O cenário político que se desenha nos bastidores da direita brasileira assemelha-se a uma tragédia grega encenada sob os holofotes das redes sociais. A disputa pelo espólio político de Jair Bolsonaro — inevitável diante de sua inelegibilidade — desencadeou uma guerra fratricida que acelera um desastre familiar exibido ao vivo, ameaçando implodir as pretensões eleitorais do campo conservador.
No centro desse turbilhão está o isolamento de Flávio Bolsonaro. Tradicionalmente visto como o articulador político da família, o "filho 01" assiste ao derretimento de sua influência interna. Enquanto Flávio sempre defendeu uma linha de pragmatismo e diálogo com as instituições e o "Centrão" para garantir a sobrevivência política do clã, essa postura passou a ser interpretada por alas mais radicais — e por seus próprios irmãos — como uma capitulação. O pragmatismo de Flávio choca-se de frente com o DNA do bolsonarismo puro, que se alimenta do confronto contínuo.
A Fratura Exposta e o "Fogo Amigo"
O que antes era guardado a sete chaves entre as paredes dos palácios agora é lavado em praça pública.
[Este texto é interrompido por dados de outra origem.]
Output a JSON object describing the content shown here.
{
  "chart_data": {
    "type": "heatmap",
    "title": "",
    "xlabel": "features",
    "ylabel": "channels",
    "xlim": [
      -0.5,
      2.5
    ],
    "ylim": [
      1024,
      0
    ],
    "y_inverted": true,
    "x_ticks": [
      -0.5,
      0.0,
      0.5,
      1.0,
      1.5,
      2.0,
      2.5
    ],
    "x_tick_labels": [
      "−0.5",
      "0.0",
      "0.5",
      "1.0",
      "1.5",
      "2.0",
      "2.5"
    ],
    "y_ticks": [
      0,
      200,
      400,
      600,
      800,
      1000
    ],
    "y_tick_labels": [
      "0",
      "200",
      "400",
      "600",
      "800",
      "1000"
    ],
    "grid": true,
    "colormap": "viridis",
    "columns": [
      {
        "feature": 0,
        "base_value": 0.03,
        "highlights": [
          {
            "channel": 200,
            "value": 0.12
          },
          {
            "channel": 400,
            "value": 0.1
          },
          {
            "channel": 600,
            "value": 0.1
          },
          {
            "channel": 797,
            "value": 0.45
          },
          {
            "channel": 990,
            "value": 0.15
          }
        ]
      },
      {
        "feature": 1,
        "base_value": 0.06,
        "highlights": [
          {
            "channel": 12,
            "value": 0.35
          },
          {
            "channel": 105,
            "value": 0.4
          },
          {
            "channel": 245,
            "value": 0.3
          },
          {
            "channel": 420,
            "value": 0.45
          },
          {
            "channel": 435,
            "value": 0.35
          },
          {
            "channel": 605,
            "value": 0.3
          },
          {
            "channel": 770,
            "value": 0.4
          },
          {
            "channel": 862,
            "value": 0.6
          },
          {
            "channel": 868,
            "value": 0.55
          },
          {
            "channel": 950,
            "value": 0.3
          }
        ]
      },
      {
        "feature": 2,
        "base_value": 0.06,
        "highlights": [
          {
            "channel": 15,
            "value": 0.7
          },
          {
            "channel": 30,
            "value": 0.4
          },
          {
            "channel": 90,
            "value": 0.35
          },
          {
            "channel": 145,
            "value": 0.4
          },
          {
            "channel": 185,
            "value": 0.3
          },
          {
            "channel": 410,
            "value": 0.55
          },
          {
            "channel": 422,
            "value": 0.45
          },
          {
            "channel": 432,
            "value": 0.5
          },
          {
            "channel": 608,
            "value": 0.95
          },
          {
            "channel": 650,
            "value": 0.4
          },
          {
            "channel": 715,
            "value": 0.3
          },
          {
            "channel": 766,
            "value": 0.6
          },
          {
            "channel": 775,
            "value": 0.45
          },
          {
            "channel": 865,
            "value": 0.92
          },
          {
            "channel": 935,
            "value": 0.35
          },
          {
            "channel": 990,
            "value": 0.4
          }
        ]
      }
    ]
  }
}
A pressa em herdar o capital político do patriarca transformou a dinâmica familiar em um jogo de soma zero:
A radicalização como moeda: Carlos e Eduardo Bolsonaro continuam a apostar na polarização ideológica e nas redes sociais como principal motor de mobilização, esvaziando a autoridade de Flávio.
A ascensão de Michelle: A ex-primeira-dama surge como uma força eleitoral própria, gerando ciúmes e disputas territoriais sobre quem realmente detém a bênção do eleitorado evangélico e conservador.
O isolamento pragmático: Ao tentar manter as pontes com a política tradicional e o Judiciário, Flávio acabou em uma terra de ninguém — visto com desconfiança pela militância e isolado pelos próprios parentes.
O Impacto nas Pretensões da Direita
O grande perigo dessa autofagia é que o desastre familiar não fica restrito à mesa de jantar dos Bolsonaro; ele transborda e contamina todo o ecossistema da direita para os próximos pleitos majoritários.
O Diagnóstico Político: Uma direita fragmentada e perdida em picuinhas dinásticas abre caminho para que o centro e a esquerda consolidem seus espaços. Sem uma liderança unificada e um projeto claro que vá além do sobrenome, o risco de implosão é real.
Enquanto os herdeiros disputam as fatias de um poder que ainda pertence ao pai, governadores da oposição e novas lideranças assistem de camarote, calculando o momento exato de herdar os votos órfãos dessa guerra. Se a dinâmica atual persistir, o bolsonarismo corre o risco de virar um memorial de si mesmo, consumido pela própria pressa em antecipar a sucessão.